Mainly when he plays Morpheus. He has these speeches where he goes, "This day..." then a week later, "...Is the day..."
"I call it gravitas, other people call it sloooow."
But when he's ordering a coffee, he can get it out before it's cold, right?
"Ha ha... yeah, it's his choice."
Here's another celebrity question for you. The very lovely Lori Petty, your co-star in Point Break says, "Keanu, you wanna come over?"
When did you last see her?
"Actually it was at Laurence Fishburne's house, about four months ago."
Do you tend to keep in touch with most people you work with?
"Sometimes... if they want to be my friend, and I want to be their friend."
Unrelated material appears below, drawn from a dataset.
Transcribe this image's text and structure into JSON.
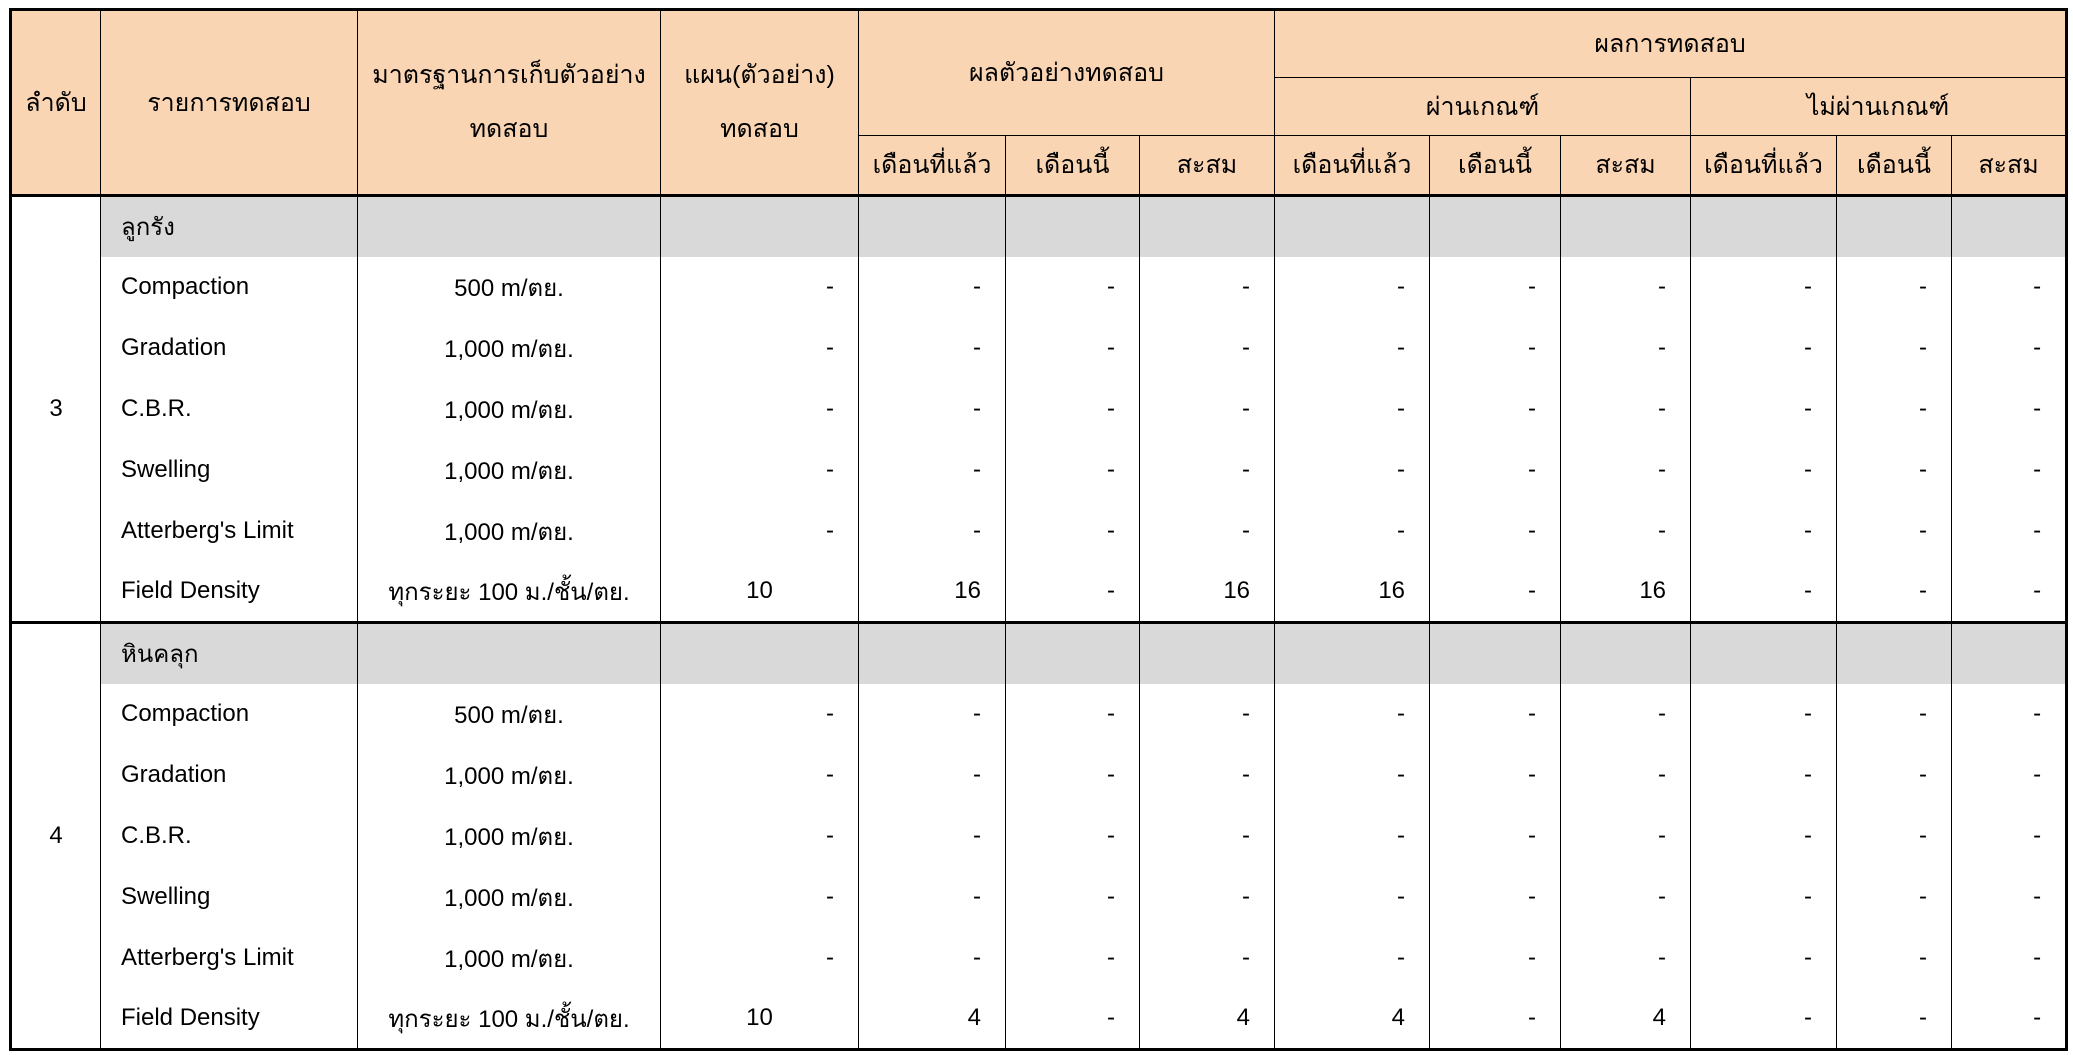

Here's another, from Richard Herring. I'll give you a clue on this one, he's a comedian so this isn't a normal question. "What number am I thinking of?"
No. Try again, it's about you, your work.
Nooo. It's good, but it's not right. Think Bill & Ted...
That's the one. So is there going to be a Bill & Ted 3? I read somewhere that Alex Winter, who played Bill, was writing it?
"You know, I've always thought we should do it when we're 40, because those two at 40 would be funny. He and I have spoken about it. But you know what, we don't own the material, so it's not up to us. We just play the parts, man. But it would be funny to see them, fat and 40, singing in an airport hotel lounge."
How do you feel about turning 40?
"I don't know, I've just turned 39. Your youth is definitely done at 39. You know that by the sounds you make when you bend over, or on the walk to the toilet for your first pee of the day."
You've been living out of a hotel for years, but you just recently bought a house, right?
"I did yeah. I'm getting older and I just had a feeling it was time. I've got rented furniture, I've bought a bed, I'm just learning about the house.
Lastly, I'm curious to know what you made of Kill Bill?
"I thought that Uma Thurman kicked some motherfucking ass. I thougt she was awesome in that. All the acting was great. He took every great cinematic... it was almost like watching a fan, someone who really appreciated and enjoyed certain aspects of the genre. He just pumped it up to some incredible level."
That fight scene with Uma and Lucy Liu's henchmen reminded me of you and all the Agent Smiths.
"Yeah, I guess, but he's doing his own thing. The way that he pumped up the blood, the massacre! He's so good editorially, he's great at tension, at creating pockets of heroism. It's almost like pornography. You know how pornography is really great, but sometimes you feel dirty?"
Right, and it's uncomfortable watching porn for two hours straight.
"Yeah... and that scene, when the kid is coming home from school? The editing in that, the confrontation between the violence and what is normal, innocence and the loss... he consumes everything, his films are fun, but... I don't know what they mean. I'm a romanticist. It's not that I need a happy ending, but I do need some sort of restoration, getting out from the traps of life."
The Matrix Revolutions is revealed on November 5.